Facebook’un gücü kurumsallaşmış ırkçılığın kökünü kazımaya yeter mi?

Facebook Güney Afrika’daki ırkçılığın sayfalarına yansımasına izin vermedi. Geçen yıl Güney Afrika’da bir beyazın siyahlar tarafından öldürülmesinin ardından siyahların yakalanması ve cesetlerinin üstüne ayak basılarak resim çektirilmesi, bir de üstüne üstlük bunun Facebook’ta paylaşılması .etkilileri harekete geçirdi.

İnsanlık çığrından çıkmış, yetkililer ise hala daha fotoğrafın gerçek mi yoksa fotomontaj mı olduğunu tartışıyorlar. Güney Afrika’da, çiftliğinde çalışan iki siyah tarafından öldürülen beyaz bir adamın cinayeti bu tip olayların ne ilki, ne de sonuncusu olacak.
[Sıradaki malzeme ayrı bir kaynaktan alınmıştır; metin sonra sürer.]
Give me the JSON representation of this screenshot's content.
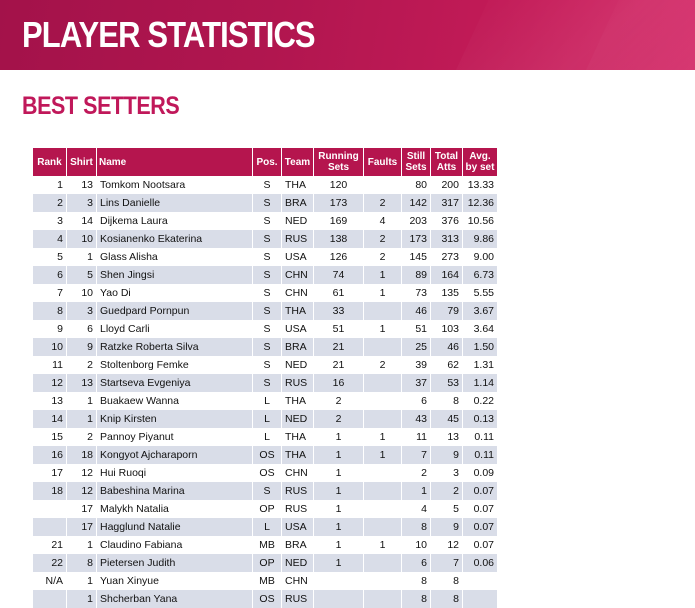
{
  "header": {
    "title": "PLAYER STATISTICS"
  },
  "section": {
    "title": "BEST SETTERS"
  },
  "colors": {
    "accent": "#b5154e",
    "row_alt": "#d9dde8"
  },
  "table": {
    "columns": [
      "Rank",
      "Shirt",
      "Name",
      "Pos.",
      "Team",
      "Running Sets",
      "Faults",
      "Still Sets",
      "Total Atts",
      "Avg. by set"
    ],
    "rows": [
      [
        "1",
        "13",
        "Tomkom Nootsara",
        "S",
        "THA",
        "120",
        "",
        "80",
        "200",
        "13.33"
      ],
      [
        "2",
        "3",
        "Lins Danielle",
        "S",
        "BRA",
        "173",
        "2",
        "142",
        "317",
        "12.36"
      ],
      [
        "3",
        "14",
        "Dijkema Laura",
        "S",
        "NED",
        "169",
        "4",
        "203",
        "376",
        "10.56"
      ],
      [
        "4",
        "10",
        "Kosianenko Ekaterina",
        "S",
        "RUS",
        "138",
        "2",
        "173",
        "313",
        "9.86"
      ],
      [
        "5",
        "1",
        "Glass Alisha",
        "S",
        "USA",
        "126",
        "2",
        "145",
        "273",
        "9.00"
      ],
      [
        "6",
        "5",
        "Shen Jingsi",
        "S",
        "CHN",
        "74",
        "1",
        "89",
        "164",
        "6.73"
      ],
      [
        "7",
        "10",
        "Yao Di",
        "S",
        "CHN",
        "61",
        "1",
        "73",
        "135",
        "5.55"
      ],
      [
        "8",
        "3",
        "Guedpard Pornpun",
        "S",
        "THA",
        "33",
        "",
        "46",
        "79",
        "3.67"
      ],
      [
        "9",
        "6",
        "Lloyd Carli",
        "S",
        "USA",
        "51",
        "1",
        "51",
        "103",
        "3.64"
      ],
      [
        "10",
        "9",
        "Ratzke Roberta Silva",
        "S",
        "BRA",
        "21",
        "",
        "25",
        "46",
        "1.50"
      ],
      [
        "11",
        "2",
        "Stoltenborg Femke",
        "S",
        "NED",
        "21",
        "2",
        "39",
        "62",
        "1.31"
      ],
      [
        "12",
        "13",
        "Startseva Evgeniya",
        "S",
        "RUS",
        "16",
        "",
        "37",
        "53",
        "1.14"
      ],
      [
        "13",
        "1",
        "Buakaew Wanna",
        "L",
        "THA",
        "2",
        "",
        "6",
        "8",
        "0.22"
      ],
      [
        "14",
        "1",
        "Knip Kirsten",
        "L",
        "NED",
        "2",
        "",
        "43",
        "45",
        "0.13"
      ],
      [
        "15",
        "2",
        "Pannoy Piyanut",
        "L",
        "THA",
        "1",
        "1",
        "11",
        "13",
        "0.11"
      ],
      [
        "16",
        "18",
        "Kongyot Ajcharaporn",
        "OS",
        "THA",
        "1",
        "1",
        "7",
        "9",
        "0.11"
      ],
      [
        "17",
        "12",
        "Hui Ruoqi",
        "OS",
        "CHN",
        "1",
        "",
        "2",
        "3",
        "0.09"
      ],
      [
        "18",
        "12",
        "Babeshina Marina",
        "S",
        "RUS",
        "1",
        "",
        "1",
        "2",
        "0.07"
      ],
      [
        "",
        "17",
        "Malykh Natalia",
        "OP",
        "RUS",
        "1",
        "",
        "4",
        "5",
        "0.07"
      ],
      [
        "",
        "17",
        "Hagglund Natalie",
        "L",
        "USA",
        "1",
        "",
        "8",
        "9",
        "0.07"
      ],
      [
        "21",
        "1",
        "Claudino Fabiana",
        "MB",
        "BRA",
        "1",
        "1",
        "10",
        "12",
        "0.07"
      ],
      [
        "22",
        "8",
        "Pietersen Judith",
        "OP",
        "NED",
        "1",
        "",
        "6",
        "7",
        "0.06"
      ],
      [
        "N/A",
        "1",
        "Yuan Xinyue",
        "MB",
        "CHN",
        "",
        "",
        "8",
        "8",
        ""
      ],
      [
        "",
        "1",
        "Shcherban Yana",
        "OS",
        "RUS",
        "",
        "",
        "8",
        "8",
        ""
      ]
    ]
  }
}
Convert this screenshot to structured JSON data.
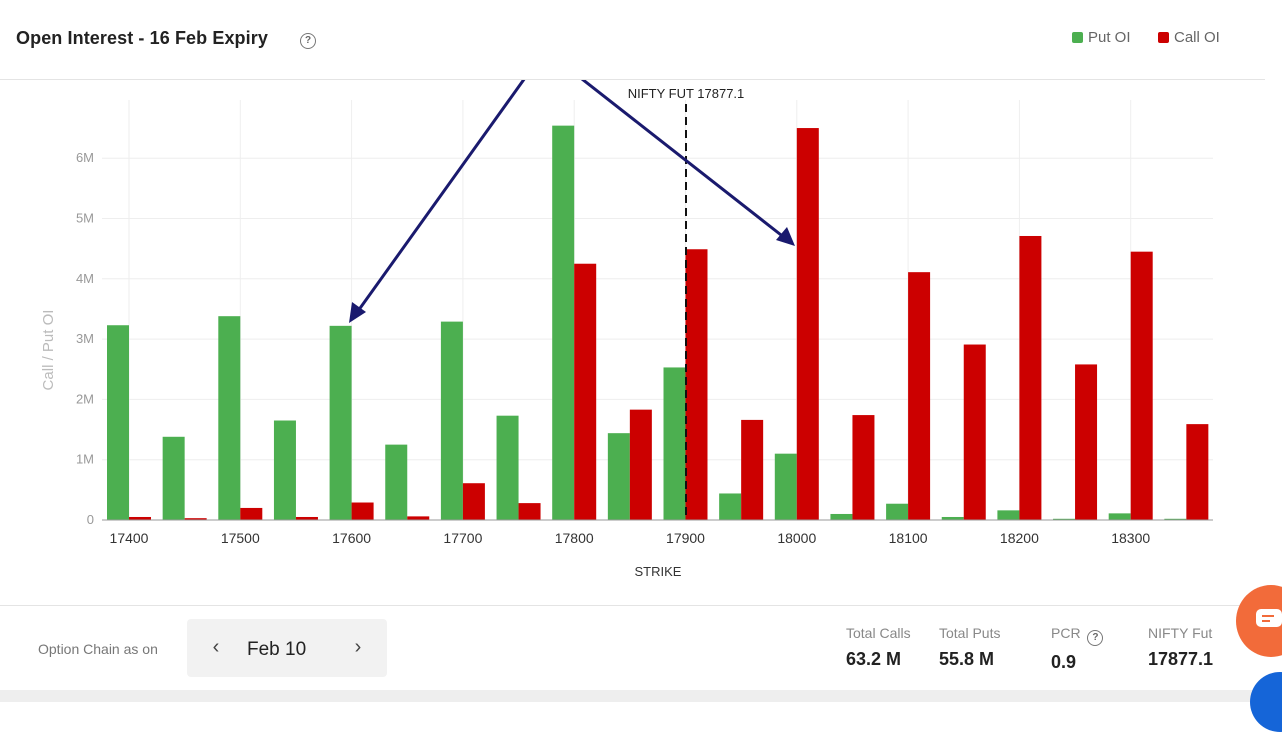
{
  "header": {
    "title": "Open Interest - 16 Feb Expiry",
    "legend": [
      {
        "label": "Put OI",
        "color": "#4caf50"
      },
      {
        "label": "Call OI",
        "color": "#cc0000"
      }
    ]
  },
  "chart_data": {
    "type": "bar",
    "xlabel": "STRIKE",
    "ylabel": "Call / Put OI",
    "ylim": [
      0,
      7000000
    ],
    "yticks": [
      "0",
      "1M",
      "2M",
      "3M",
      "4M",
      "5M",
      "6M"
    ],
    "x_tick_labels": [
      "17400",
      "17500",
      "17600",
      "17700",
      "17800",
      "17900",
      "18000",
      "18100",
      "18200",
      "18300"
    ],
    "categories": [
      17400,
      17450,
      17500,
      17550,
      17600,
      17650,
      17700,
      17750,
      17800,
      17850,
      17900,
      17950,
      18000,
      18050,
      18100,
      18150,
      18200,
      18250,
      18300,
      18350
    ],
    "series": [
      {
        "name": "Put OI",
        "color": "#4caf50",
        "values": [
          3230000,
          1380000,
          3380000,
          1650000,
          3220000,
          1250000,
          3290000,
          1730000,
          6540000,
          1440000,
          2530000,
          440000,
          1100000,
          100000,
          270000,
          50000,
          160000,
          20000,
          110000,
          20000
        ]
      },
      {
        "name": "Call OI",
        "color": "#cc0000",
        "values": [
          50000,
          30000,
          200000,
          50000,
          290000,
          60000,
          610000,
          280000,
          4250000,
          1830000,
          4490000,
          1660000,
          6500000,
          1740000,
          4110000,
          2910000,
          4710000,
          2580000,
          4450000,
          1590000
        ]
      }
    ],
    "reference_line": {
      "label": "NIFTY FUT 17877.1",
      "value": 17900
    },
    "grid": true
  },
  "footer": {
    "option_chain_label": "Option Chain as on",
    "date": "Feb 10",
    "prev_icon": "chevron-left-icon",
    "next_icon": "chevron-right-icon",
    "stats": [
      {
        "label": "Total Calls",
        "value": "63.2 M"
      },
      {
        "label": "Total Puts",
        "value": "55.8 M"
      },
      {
        "label": "PCR",
        "value": "0.9"
      },
      {
        "label": "NIFTY Fut",
        "value": "17877.1"
      }
    ]
  },
  "icons": {
    "help": "?",
    "prev": "‹",
    "next": "›"
  }
}
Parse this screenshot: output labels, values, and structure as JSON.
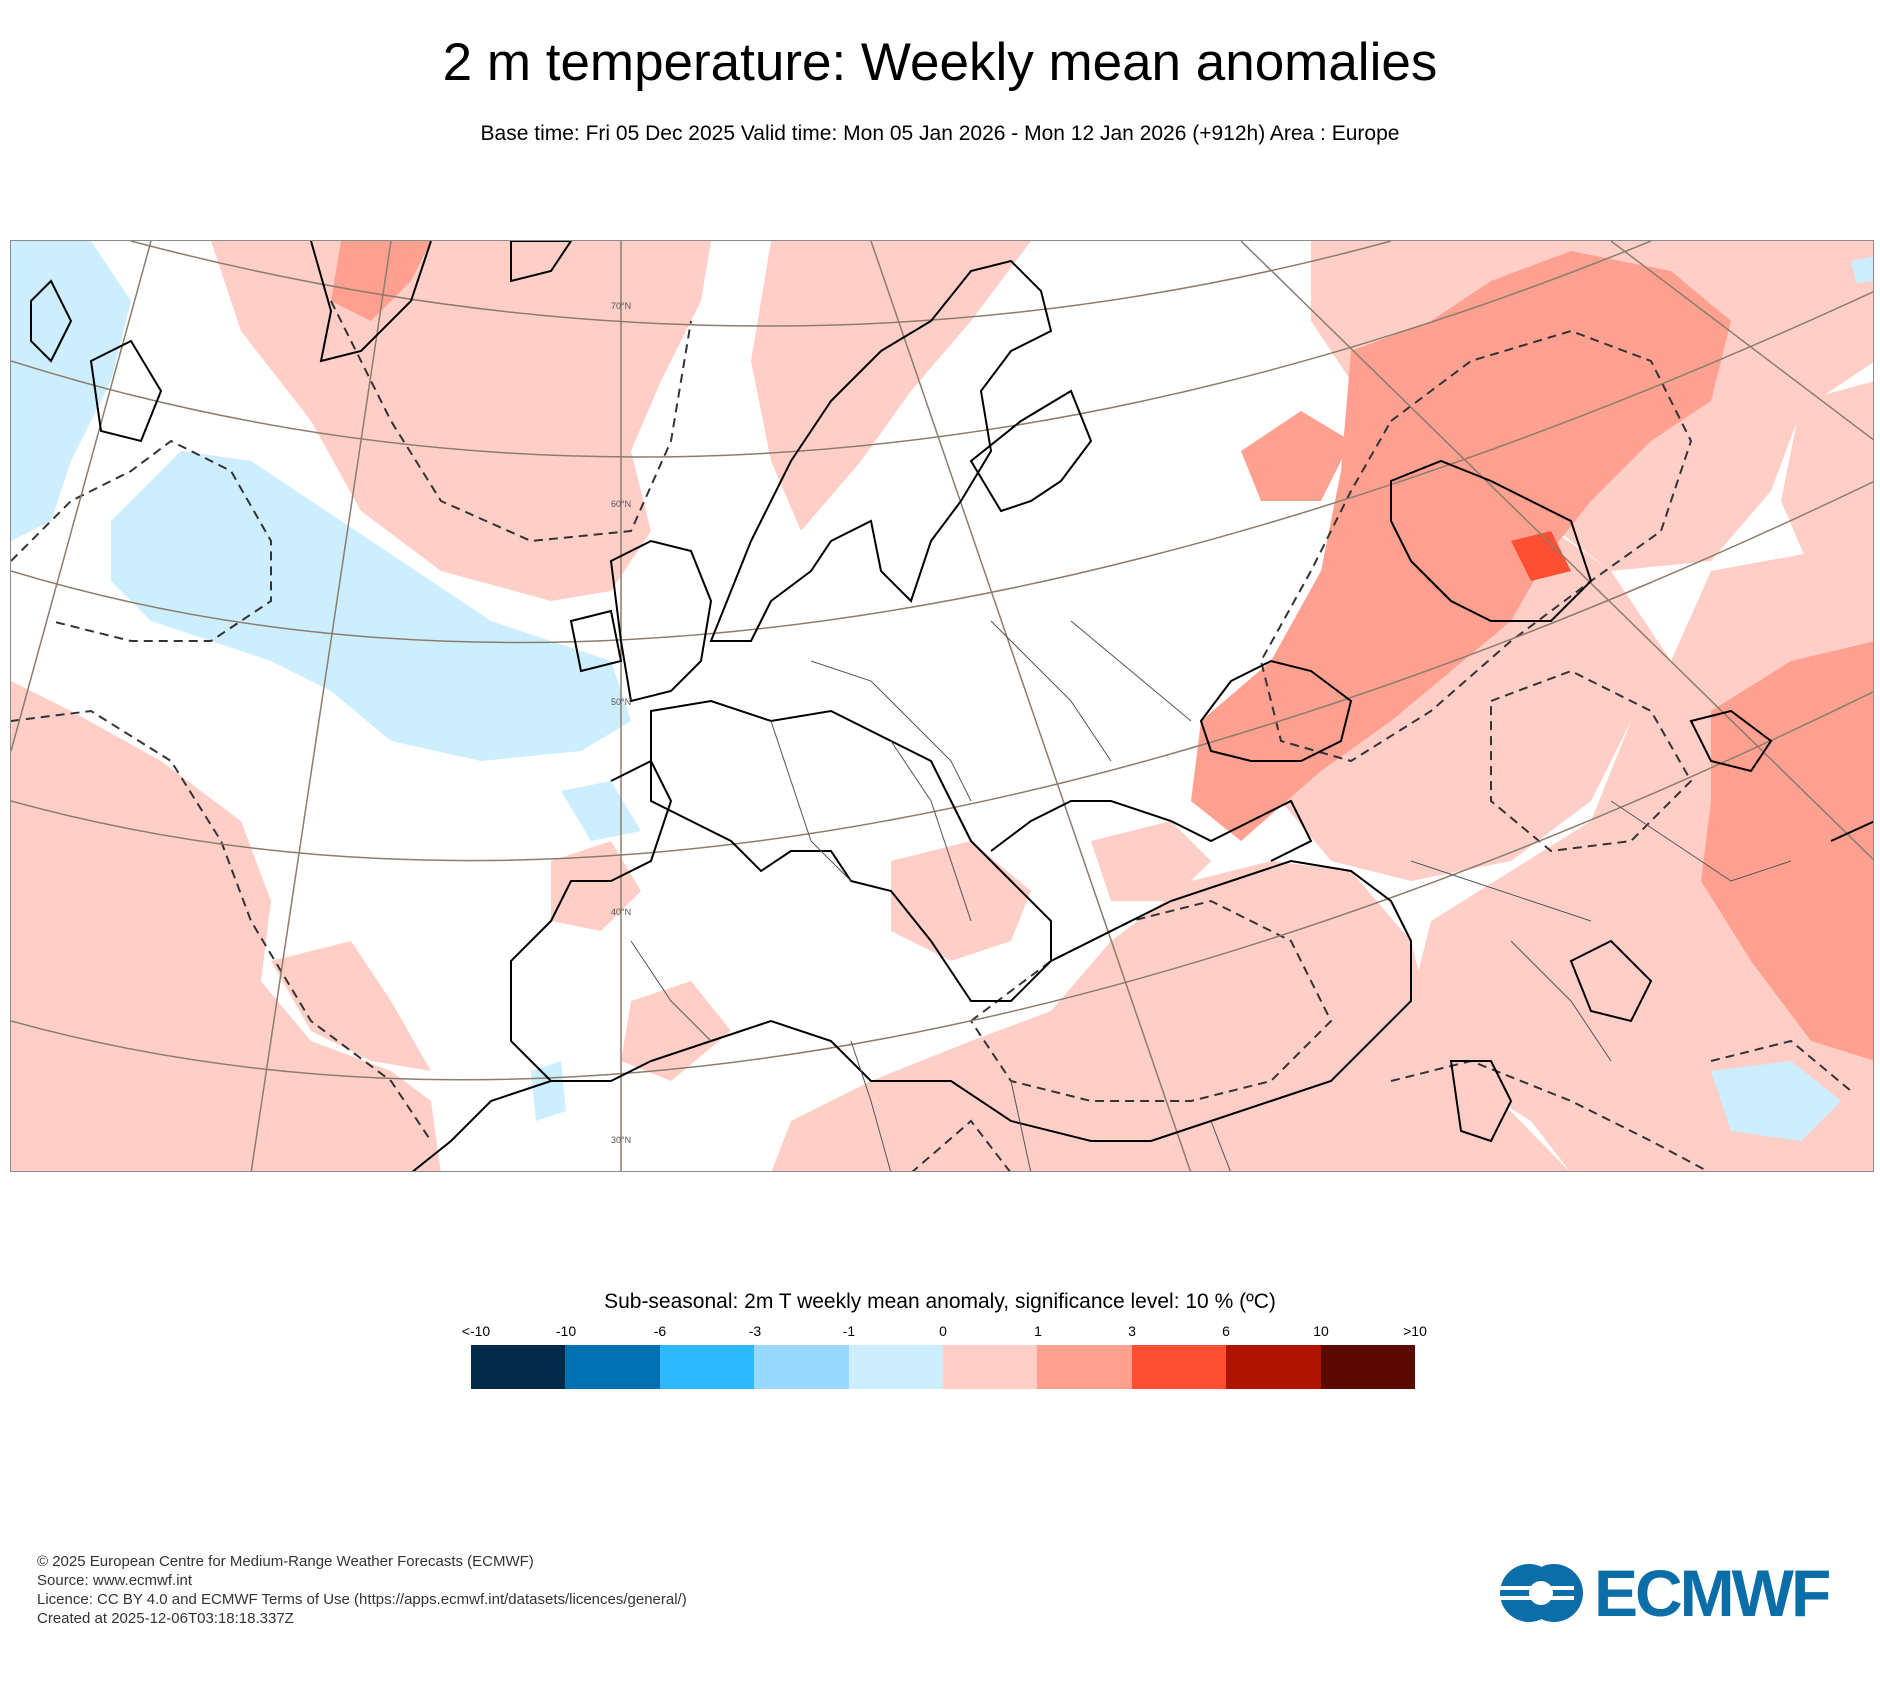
{
  "title": "2 m temperature: Weekly mean anomalies",
  "subtitle": "Base time: Fri 05 Dec 2025 Valid time: Mon 05 Jan 2026 - Mon 12 Jan 2026 (+912h) Area : Europe",
  "map": {
    "area": "Europe",
    "latitude_labels": [
      "70°N",
      "60°N",
      "50°N",
      "40°N",
      "30°N"
    ],
    "colors": {
      "land_outline": "#000000",
      "graticule": "#8b7d6b",
      "significance_contour": "#333333"
    }
  },
  "legend": {
    "title": "Sub-seasonal: 2m T weekly mean anomaly, significance level: 10 % (ºC)",
    "ticks": [
      "<-10",
      "-10",
      "-6",
      "-3",
      "-1",
      "0",
      "1",
      "3",
      "6",
      "10",
      ">10"
    ],
    "colors": [
      "#002a47",
      "#0070b0",
      "#2eb8ff",
      "#99d9ff",
      "#cceeff",
      "#ffcfc7",
      "#ffa090",
      "#ff4f33",
      "#b01400",
      "#5c0a00"
    ]
  },
  "footer": {
    "lines": [
      "© 2025 European Centre for Medium-Range Weather Forecasts (ECMWF)",
      "Source: www.ecmwf.int",
      "Licence: CC BY 4.0 and ECMWF Terms of Use (https://apps.ecmwf.int/datasets/licences/general/)",
      "Created at 2025-12-06T03:18:18.337Z"
    ]
  },
  "logo": {
    "text": "ECMWF",
    "color": "#0b6ea8"
  }
}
Geçen yıl Nisan ayında öldürülen 20. yüzyılın beyaz ırk üstünlüğü savunucusu Afrikalı lider Eugene Terre’Blanche’ın hayran sayfasında, yayınlanan fotoğraf başka bir beyaz adamın katlinin meşruiyetini vicdanlı insanların kendi intikamını aldıklarının en güzel kanıtı olarak gösterilebilir.

Cinayeti üstlenerek polise teslim olan siyah işçiler paralarını alamadıkları için patronları ile kavga ettiklerini ve bunun sonucunda cinayetin işlendiğini söylediler. Ancak bu size ne kadar inandırıcı geliyor? İnanmasak ve bu işçilerin, beyaz adamı, ölü bir siyah çocuğun yanında boynunda tüfekle verdiği pozdan dolayı intikam için öldürdüklerini düşünürseniz bence vicdanınız oldukça rahatlayacaktır. Adamın ölmesine, türlü işkenceye maruz kalmadan kolayca ölüp gittiği için üzülebilirsiniz yalnızca.
Oysa ki, büyük insan hakları savunucuları karşımıza çıkıp insan haklarına aykırı bir davranış yaşandığını savunacağını biliyoruz. Facebook’ta sözüm ona 589 arkadaşı olan bu adamın canice işlediği cinayetin kanıtlarını gayet normal bir şeymiş, sanki o bir çocuk değil av hayvanıymış gibi göğsünü gere gere paylaşmasının insan hakkı ya da demokrasi gibi savsatalar ile açıklanacak hiçbir yanı yok.
Güney Afrika’ya getirilmek istenen demokrasi ve beyaz ırkın egemenliğindeki bir rejimin bu ülkeye nasıl bir huzur getireceğinin de anlaşılır bir yanı yok. Bunca kin ve nefretin içerisinde Facebook’a konan fotoğrafın gerçek olup olmamasının, içindeki nefreti ve zalimliği yansıttığı sürece ne önemi var ki. Böyle bir pozdan böbürlenecek bir adamı öldürmezsiniz ya da asmazsınız da ne yaparsınız? Biz de hala Batı’ya yaranmak için sözüm ona insan hakları, demokrasi savunucusu, idam karşıtı olalım. Somali’nin olduğu Afrika açlıktan ölüyor da, Batılı zalimlerin zulmünü çeken Afrikalılar ölmüyor mu?